Uzbekistan and Kazakhstan also posted strong growth, with industrial production (for the first nine months) increasing by 6.3 and 3.6 percent, respectively. GDP grew by 4.9 percent and around 3 percent in the two countries (based on data for the first eight months). Azerbaijan also reported strong GDP growth (5.0 percent), although industrial production was essentially flat. The largest declines in output were recorded by Ukraine (GDP fell by 5 percent; industrial production was down by 2.4 percent); Moldova (GDP down by 4.3 percent; industrial production by 5.5 percent); and Tajikistan (GDP down by 2.8 percent; industrial production by 8 percent). Russian GDP and industrial production were up 0.2 and 1.5 percent, respectively, while Armenia registered a 2.3 percent increase in GDP but a 1.8 percent decline in industrial production.
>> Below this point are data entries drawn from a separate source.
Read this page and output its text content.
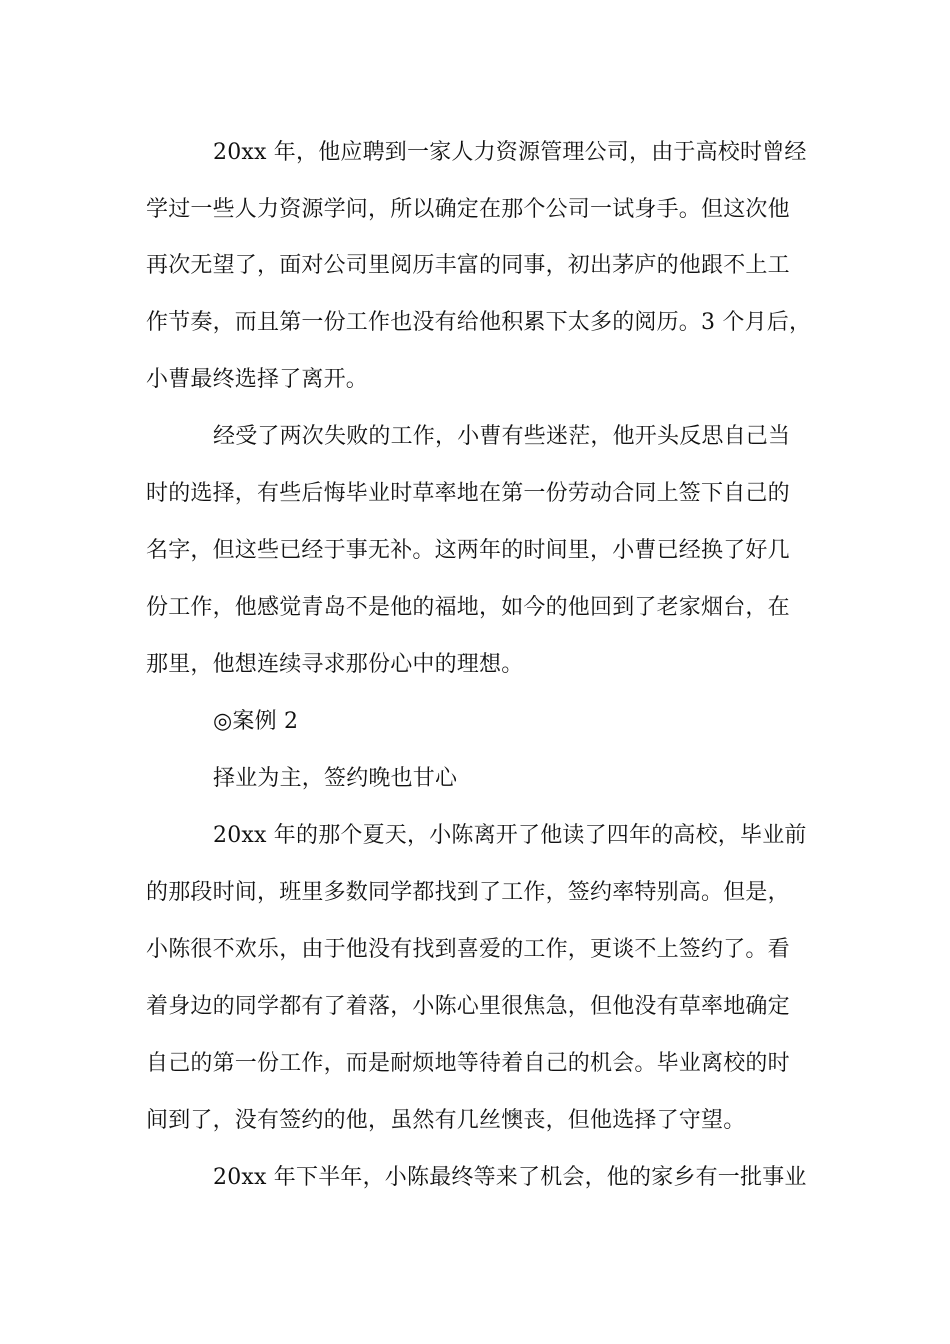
20xx 年，他应聘到一家人力资源管理公司，由于高校时曾经
学过一些人力资源学问，所以确定在那个公司一试身手。但这次他
再次无望了，面对公司里阅历丰富的同事，初出茅庐的他跟不上工
作节奏，而且第一份工作也没有给他积累下太多的阅历。3 个月后，
小曹最终选择了离开。
经受了两次失败的工作，小曹有些迷茫，他开头反思自己当
时的选择，有些后悔毕业时草率地在第一份劳动合同上签下自己的
名字，但这些已经于事无补。这两年的时间里，小曹已经换了好几
份工作，他感觉青岛不是他的福地，如今的他回到了老家烟台，在
那里，他想连续寻求那份心中的理想。
◎案例 2
择业为主，签约晚也甘心
20xx 年的那个夏天，小陈离开了他读了四年的高校，毕业前
的那段时间，班里多数同学都找到了工作，签约率特别高。但是，
小陈很不欢乐，由于他没有找到喜爱的工作，更谈不上签约了。看
着身边的同学都有了着落，小陈心里很焦急，但他没有草率地确定
自己的第一份工作，而是耐烦地等待着自己的机会。毕业离校的时
间到了，没有签约的他，虽然有几丝懊丧，但他选择了守望。
20xx 年下半年，小陈最终等来了机会，他的家乡有一批事业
Belarus reported large increases in GDP and industrial production (and prices), but the Lukashenka regime’s "propaganda of success" and the absence of IMF monitoring of the Belarusan statistical agency make such claims difficult to interpret. Inflation rates generally remained low — Kazakhstan and Russia actually recorded declining prices for the months of August and September, respectively. The exceptions to this trend were Tajikistan, Belarus, and Armenia, where prices during September rose by 7.8, 5.0 and 3.4 percent, respectively.
These numbers show that, with few exceptions, the trend towards economic recovery continues. They also suggest that Armenia, which was the first CIS economy to return to growth in 1994, may now be the first CIS economy to be lapsing back into recession. The contrast with neighboring Georgia could hardly be starker.